Times are changing for venerable BT Group
Shares of BT Group jumped 4% last Friday as the company announced a long-term extension of its broadband partnership with Yahoo!
The deal is -- pardon the horrendous pun -- no big deal in and of itself. The revenue generated is likely to be a mere drop in the $35.5 billion bucket that BT Group is expected to collect in its fiscal year ending March 2006.
More importantly, the agreement illustrates that BT Group continues to draw increasing revenues from "new wave" services such as broadband Internet, networked IT corporate solutions, and wireless services (epitomized by BT Fusion, which offers traditional fixed-line services on a mobile phone).
In the most recent quarter, ended June 2005, these newer services grew a galloping 48% (or, excluding acquisitions, a still eminently respectable 31%) to roughly $2.4 billion. High-tech services represented 29% of BT Group's $8.4 billion in revenue for the quarter, up from 20% last year.
Wall Street analysts should like what they're seeing, right? Not exactly. The process of implementing these new offerings continues to impact the holy grail of telecom valuation -- earnings before interest, taxes, depreciation, and amortization (EBITDA).
Consider this: Annual orders at the BT Global Services division have increased from $5.3 billion to $12.4 billion over the past three years. Each order has upfront costs (research & development, site preparation, installation, etc.), and these expenses affect the bottom line.
Simply put, BT Group is paying the price of success. The network IT service division signed up $4.2 billion worth of contracts in the first quarter. BT's broadband unit nearly doubled its number of customers year over year, with more than 5.6 million at the end of the latest quarter. And BT Mobile had 370,000 customers, up 72% from last year.

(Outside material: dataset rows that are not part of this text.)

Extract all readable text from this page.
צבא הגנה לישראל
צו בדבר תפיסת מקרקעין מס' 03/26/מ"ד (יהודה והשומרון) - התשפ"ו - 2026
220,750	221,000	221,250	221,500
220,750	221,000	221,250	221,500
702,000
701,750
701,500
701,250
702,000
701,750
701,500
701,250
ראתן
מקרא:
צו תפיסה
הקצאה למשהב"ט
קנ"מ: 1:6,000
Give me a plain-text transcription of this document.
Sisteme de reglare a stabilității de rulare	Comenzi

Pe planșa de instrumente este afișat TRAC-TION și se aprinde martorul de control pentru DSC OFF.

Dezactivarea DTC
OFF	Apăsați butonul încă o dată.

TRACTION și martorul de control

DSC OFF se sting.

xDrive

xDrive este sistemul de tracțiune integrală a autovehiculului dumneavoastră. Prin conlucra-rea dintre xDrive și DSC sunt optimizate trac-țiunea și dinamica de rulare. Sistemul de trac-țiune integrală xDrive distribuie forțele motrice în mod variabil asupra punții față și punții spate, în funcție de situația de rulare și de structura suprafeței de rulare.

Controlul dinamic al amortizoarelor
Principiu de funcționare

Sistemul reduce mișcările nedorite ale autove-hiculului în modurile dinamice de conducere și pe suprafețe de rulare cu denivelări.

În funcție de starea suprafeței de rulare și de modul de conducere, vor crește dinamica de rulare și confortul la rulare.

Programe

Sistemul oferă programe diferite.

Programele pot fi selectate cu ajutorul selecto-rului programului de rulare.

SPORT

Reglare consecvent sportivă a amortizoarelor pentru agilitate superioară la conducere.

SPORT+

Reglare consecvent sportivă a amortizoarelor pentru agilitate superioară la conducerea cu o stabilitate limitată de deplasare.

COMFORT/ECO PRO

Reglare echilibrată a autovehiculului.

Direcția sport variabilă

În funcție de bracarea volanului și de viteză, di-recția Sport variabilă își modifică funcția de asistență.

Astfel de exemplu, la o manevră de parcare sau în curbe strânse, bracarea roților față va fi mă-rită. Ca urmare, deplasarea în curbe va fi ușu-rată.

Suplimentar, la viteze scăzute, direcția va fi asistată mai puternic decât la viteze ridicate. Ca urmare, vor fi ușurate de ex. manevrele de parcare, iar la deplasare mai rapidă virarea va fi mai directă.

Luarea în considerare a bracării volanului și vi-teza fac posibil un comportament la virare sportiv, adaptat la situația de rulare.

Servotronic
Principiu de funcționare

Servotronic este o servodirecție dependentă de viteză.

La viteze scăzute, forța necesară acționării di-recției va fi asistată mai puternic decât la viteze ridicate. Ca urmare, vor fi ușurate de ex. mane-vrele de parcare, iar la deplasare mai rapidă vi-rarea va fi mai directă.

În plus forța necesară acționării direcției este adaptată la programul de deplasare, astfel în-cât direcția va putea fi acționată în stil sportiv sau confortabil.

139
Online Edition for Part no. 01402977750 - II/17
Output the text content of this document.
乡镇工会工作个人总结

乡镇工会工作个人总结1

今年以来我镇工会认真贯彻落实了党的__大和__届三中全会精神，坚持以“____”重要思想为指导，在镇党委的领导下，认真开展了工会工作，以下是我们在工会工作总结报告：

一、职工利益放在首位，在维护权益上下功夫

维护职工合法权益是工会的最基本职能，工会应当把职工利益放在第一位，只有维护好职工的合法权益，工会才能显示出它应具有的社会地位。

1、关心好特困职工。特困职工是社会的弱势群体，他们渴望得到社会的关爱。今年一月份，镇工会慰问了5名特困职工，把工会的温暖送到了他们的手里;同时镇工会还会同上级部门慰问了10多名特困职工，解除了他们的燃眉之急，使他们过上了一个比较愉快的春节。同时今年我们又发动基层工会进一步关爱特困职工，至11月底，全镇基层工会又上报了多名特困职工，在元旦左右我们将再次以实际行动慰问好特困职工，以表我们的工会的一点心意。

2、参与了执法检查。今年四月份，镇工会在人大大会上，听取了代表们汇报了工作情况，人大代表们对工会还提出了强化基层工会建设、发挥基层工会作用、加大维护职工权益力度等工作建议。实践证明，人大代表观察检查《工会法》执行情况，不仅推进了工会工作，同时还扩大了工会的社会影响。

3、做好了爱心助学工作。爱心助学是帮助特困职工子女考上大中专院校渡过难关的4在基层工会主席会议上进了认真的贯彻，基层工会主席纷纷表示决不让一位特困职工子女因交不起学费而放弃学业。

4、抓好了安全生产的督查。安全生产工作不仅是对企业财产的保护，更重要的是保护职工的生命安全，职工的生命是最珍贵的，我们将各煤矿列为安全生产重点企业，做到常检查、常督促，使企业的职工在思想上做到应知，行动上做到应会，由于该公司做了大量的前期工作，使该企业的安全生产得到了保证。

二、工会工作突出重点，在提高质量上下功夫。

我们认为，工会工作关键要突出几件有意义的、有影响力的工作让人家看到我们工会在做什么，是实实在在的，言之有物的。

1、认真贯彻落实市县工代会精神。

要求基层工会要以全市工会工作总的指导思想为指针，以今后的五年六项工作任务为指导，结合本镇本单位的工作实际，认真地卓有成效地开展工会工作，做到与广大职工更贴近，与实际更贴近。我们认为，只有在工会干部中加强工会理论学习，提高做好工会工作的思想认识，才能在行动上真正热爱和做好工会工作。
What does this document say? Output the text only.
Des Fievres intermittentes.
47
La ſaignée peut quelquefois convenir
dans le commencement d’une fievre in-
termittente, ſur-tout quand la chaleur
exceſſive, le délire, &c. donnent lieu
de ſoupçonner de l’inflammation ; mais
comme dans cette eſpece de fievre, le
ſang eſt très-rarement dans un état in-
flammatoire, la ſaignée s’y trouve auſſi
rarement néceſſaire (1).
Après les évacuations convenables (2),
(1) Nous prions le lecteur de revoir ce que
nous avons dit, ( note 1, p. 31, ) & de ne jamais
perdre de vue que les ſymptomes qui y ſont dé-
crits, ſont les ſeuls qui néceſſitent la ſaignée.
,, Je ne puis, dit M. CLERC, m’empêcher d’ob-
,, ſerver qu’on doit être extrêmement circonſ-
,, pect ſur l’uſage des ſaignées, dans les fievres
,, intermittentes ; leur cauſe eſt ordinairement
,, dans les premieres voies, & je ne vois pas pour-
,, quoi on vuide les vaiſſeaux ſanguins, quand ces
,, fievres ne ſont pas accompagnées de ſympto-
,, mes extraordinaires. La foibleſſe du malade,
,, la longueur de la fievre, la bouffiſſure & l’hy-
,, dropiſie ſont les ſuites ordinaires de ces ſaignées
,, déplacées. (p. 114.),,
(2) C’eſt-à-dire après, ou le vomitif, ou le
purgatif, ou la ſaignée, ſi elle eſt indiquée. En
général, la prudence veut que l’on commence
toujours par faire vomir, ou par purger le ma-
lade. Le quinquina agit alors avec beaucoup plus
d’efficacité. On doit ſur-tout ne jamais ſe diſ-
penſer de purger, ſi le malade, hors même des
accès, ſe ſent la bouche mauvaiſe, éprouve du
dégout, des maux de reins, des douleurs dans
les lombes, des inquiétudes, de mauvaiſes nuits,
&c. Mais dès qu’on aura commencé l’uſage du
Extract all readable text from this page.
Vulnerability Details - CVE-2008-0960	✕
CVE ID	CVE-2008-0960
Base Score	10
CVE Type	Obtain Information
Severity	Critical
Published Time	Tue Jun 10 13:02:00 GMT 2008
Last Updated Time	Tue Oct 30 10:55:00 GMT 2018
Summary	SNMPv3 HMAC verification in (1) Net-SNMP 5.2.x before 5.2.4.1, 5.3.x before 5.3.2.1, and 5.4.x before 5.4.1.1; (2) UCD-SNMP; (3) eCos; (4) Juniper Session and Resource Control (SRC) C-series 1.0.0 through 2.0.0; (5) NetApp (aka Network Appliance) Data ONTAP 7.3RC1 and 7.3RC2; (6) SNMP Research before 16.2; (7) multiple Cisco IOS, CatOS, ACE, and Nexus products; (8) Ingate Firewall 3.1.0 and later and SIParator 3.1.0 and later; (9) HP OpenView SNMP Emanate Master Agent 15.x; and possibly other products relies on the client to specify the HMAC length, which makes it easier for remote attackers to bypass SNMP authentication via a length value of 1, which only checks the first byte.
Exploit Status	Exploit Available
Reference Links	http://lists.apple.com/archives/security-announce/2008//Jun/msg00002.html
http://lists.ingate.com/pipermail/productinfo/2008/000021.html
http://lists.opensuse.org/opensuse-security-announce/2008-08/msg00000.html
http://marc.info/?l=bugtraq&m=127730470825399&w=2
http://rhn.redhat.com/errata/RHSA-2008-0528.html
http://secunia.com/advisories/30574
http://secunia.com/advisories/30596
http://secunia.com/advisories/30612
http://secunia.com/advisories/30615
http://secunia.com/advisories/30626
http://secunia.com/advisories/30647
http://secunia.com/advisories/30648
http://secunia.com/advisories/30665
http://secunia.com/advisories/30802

It doesn't take a genius to see why total revenue (excluding acquisitions and items) was up 3% while EBITDA on the same basis was down 2% versus the first quarter of FY 2005.
What does all this dry stuff mean? Basically, BT Group is about to reap the rewards for all its hard work. The company's EBITDA growth should turn positive over the next two quarters as BT Global's revenue streams outpace its startup costs. (In short, it'll start making more money than it's spending.)
Why do I believe the proverbial corner has been turned? BT's rate of EBITDA decline has been slowing. As I pointed out above, EBITDA fell 2% year over year in the first quarter, but this was ahead of the average 2.5% decline posted in the previous four year-over-year quarterly comparisons.
The resulting increase in free cash flow (FCF) as capital expenditures peter out will allow BT Group to increase both its dividend payout (currently 5%) and its share buybacks. In fact, Citigroup
Furthermore, BT Group's net debt of approximately $14 billion -- defined as debt minus current financial assets, cash, and cash equivalents -- is down 4% from last year's first quarter. Even better, the stock trades at a reasonable 11.2 times FY 2006 consensus earnings estimates of $3.41.
BT Group's story of increasing FCF and reasonable valuation might not be sexy, but it should prove profitable for investors willing to dial in to the company's stock.